Fiona perlahan membuka matanya, pandangannya kabur, namun aku bisa melihat kilau nafsu yang masih terpancar di sana. Dia menarik napas dalam-dalam, mencoba mengatur kembali napasnya yang terengah-engah.

"Kaii…., enak bangettttt," bisiknya, suaranya serak karena desahan yang baru saja dilepaskannya.

Fiona menarik tubuhku lebih dekat, wajahnya mendekat ke wajahku, dan kami berciuman dengan penuh gairah. Cairan kenikmatannya masih terasa di mulutku, meninggalkan rasa manis yang menggoda. Bibirnya menghisap bibirku dengan lembut, namun dalam, seolah ingin menyerap setiap sisa kenikmatan yang tersisa. Aku merasakan gelombang kenikmatan yang masih bergemuruh dalam dirinya, mengalir melalui ciuman kami.

Tangan kanannya mulai bergerak lincah, menggerayangi celanaku. Jemari lentiknya membuka ikat pinggangku dengan cepat, lalu dengan gerakan yang terampil, dia melepas kait celana kainku. Jari-jarinya yang halus meraba kulitku, membuatku merinding. Fiona menurunkan sedikit resleting celanaku, dan tanpa ragu, tangannya meluncur ke dalam celanaku.

"Kaii..., punya kamu," desah Fiona, matanya membelalak kaget saat tangannya menemukan kejantananku yang sudah mengeras sejak tadi. Kejantananku yang tegang dan siap untuknya, seolah menyeruduk untuk dilepaskan dari kandangnya.

Fiona meremas kejantananku dengan lembut, merasakan setiap lekuk dan teksturnya. "Punya kamu besar sekali, Kai," bisiknya, suaranya serak karena gairah. “Masukin ya, pleasee,”

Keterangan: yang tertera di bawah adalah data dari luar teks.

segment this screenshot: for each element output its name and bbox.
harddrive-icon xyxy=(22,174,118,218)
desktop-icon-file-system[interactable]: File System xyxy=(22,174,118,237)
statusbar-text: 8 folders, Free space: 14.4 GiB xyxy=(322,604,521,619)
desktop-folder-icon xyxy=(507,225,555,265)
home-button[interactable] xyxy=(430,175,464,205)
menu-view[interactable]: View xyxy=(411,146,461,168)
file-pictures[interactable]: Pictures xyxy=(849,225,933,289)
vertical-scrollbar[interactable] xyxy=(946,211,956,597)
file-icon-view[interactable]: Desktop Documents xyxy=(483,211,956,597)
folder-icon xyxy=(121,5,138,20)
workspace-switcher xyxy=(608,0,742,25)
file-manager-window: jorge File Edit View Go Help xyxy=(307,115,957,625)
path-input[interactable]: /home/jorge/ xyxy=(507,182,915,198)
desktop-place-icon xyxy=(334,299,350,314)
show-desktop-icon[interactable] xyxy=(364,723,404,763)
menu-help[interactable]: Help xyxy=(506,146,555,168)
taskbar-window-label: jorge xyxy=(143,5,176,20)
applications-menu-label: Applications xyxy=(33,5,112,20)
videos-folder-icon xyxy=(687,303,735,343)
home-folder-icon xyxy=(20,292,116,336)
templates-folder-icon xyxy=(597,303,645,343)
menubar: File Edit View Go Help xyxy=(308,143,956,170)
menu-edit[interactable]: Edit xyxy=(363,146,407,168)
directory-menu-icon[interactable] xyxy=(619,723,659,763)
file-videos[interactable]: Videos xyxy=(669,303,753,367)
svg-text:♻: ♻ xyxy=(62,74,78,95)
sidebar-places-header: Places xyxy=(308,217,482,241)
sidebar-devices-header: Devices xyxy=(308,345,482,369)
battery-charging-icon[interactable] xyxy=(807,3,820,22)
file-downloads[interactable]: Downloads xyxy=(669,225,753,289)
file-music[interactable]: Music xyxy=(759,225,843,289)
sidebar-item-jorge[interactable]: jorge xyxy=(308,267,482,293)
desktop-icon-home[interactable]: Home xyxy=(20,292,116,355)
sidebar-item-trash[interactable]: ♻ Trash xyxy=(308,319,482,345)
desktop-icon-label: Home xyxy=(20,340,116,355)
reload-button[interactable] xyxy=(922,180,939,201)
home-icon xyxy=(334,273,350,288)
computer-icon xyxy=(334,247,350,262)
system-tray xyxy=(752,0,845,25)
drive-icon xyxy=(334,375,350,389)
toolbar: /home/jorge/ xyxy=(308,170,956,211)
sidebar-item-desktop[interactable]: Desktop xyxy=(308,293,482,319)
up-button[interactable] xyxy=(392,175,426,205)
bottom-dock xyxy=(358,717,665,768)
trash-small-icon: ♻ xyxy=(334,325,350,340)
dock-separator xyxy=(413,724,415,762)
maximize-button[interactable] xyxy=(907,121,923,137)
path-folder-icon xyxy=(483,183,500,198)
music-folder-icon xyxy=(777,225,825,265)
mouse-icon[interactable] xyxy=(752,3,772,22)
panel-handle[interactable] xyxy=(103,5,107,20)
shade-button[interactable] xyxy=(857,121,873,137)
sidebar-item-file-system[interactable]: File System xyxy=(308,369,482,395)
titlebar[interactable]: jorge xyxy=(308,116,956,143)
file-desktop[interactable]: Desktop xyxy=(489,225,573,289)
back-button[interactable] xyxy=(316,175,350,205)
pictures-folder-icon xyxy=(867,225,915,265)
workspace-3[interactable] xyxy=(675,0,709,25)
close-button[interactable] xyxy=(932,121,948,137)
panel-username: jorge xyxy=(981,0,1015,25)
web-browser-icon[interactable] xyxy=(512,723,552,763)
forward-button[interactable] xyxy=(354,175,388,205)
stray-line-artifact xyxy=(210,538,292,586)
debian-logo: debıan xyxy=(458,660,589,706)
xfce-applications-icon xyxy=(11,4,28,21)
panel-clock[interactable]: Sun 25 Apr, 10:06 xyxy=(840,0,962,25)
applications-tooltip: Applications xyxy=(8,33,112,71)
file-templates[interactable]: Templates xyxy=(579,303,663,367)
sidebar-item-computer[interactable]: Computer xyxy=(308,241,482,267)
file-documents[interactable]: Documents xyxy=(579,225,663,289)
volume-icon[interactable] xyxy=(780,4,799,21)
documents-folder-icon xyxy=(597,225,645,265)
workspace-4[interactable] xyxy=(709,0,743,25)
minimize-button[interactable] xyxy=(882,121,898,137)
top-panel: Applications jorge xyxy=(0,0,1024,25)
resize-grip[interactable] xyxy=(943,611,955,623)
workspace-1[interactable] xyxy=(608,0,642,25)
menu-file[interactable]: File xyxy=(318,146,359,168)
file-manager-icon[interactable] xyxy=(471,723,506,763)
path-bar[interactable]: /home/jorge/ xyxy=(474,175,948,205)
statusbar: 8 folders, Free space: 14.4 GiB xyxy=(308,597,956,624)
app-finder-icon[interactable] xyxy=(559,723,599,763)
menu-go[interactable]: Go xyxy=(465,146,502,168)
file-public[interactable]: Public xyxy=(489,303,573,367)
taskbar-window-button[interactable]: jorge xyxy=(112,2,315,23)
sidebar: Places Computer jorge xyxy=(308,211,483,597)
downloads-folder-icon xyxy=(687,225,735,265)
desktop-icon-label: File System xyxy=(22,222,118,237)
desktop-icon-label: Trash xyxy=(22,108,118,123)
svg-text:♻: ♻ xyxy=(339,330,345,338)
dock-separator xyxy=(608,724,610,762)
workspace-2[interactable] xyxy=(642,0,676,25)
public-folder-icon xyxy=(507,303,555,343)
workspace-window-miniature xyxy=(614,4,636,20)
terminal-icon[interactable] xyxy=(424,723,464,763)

Raut wajah Fiona berubah menjadi ekspresi yang semakin menggemaskan, matanya memancarkan nafsu dan keinginan. Aku tak kuasa menahan diri, bibirku menyentuh bibirnya, dan kami berciuman dengan penuh gairah. Ciuman kami semakin dalam, lidah kami saling bertaut, menari dalam sebuah tarian kenikmatan.

Sambil terus berciuman, aku menurunkan celanaku, membebaskan kejantananku yang masih diremas dan dikocok oleh tangan Fiona. Kejantananku yang tegang dan siap untuknya, seolah tidak sabar lagi untuk merasakan kehangatan tubuhnya.

Fiona menggerakkan tangannya dengan lembut, mengarahkan kejantananku ke arah lubang kenikmatannya. Perlahan, dia menggesekkan kejantananku ke permukaan yang lembut dan basah, dia mengerang kenikmatan, tubuhnya bergetar saat kejantananku menyentuh bibir kewanitaannya. Dia menggerakkan pinggulnya, menggesekkan kejantananku ke arah yang dia inginkan.

"Masukin, Kai... please," desahnya, suaranya penuh gairah dan keinginan.

Detik-detik itu terasa seperti abad. Fiona, dengan mata yang masih berbinar nafsu, mengarahkan kejantananku ke pintu gerbang surganya. Aku bisa merasakan kelembapannya, kehangatannya, aroma khasnya—aroma yang membuatku hampir kehilangan kendali. Aku hampir saja… hampir saja…

Tiba-tiba,

Tap Tap Tap Tap Tap Tap

Suara itu. Suara yang memotong kenikmatan yang hampir kurasakan sepenuhnya. Suara langkah kaki. Langkah kaki yang mendekat dari luar ruangan kantorku. Jantungku berdebar kencang, bukan karena gairah lagi, tapi karena panik.

Fiona juga mendengarnya, raut wajahnya berubah menjadi khawatir, campuran antara gairah yang belum terpuaskan dan kecemasan. Kita berdua saling pandang dan terdiam, udara yang semula dipenuhi aroma gairah tiba-tiba terasa dingin dan mencekam.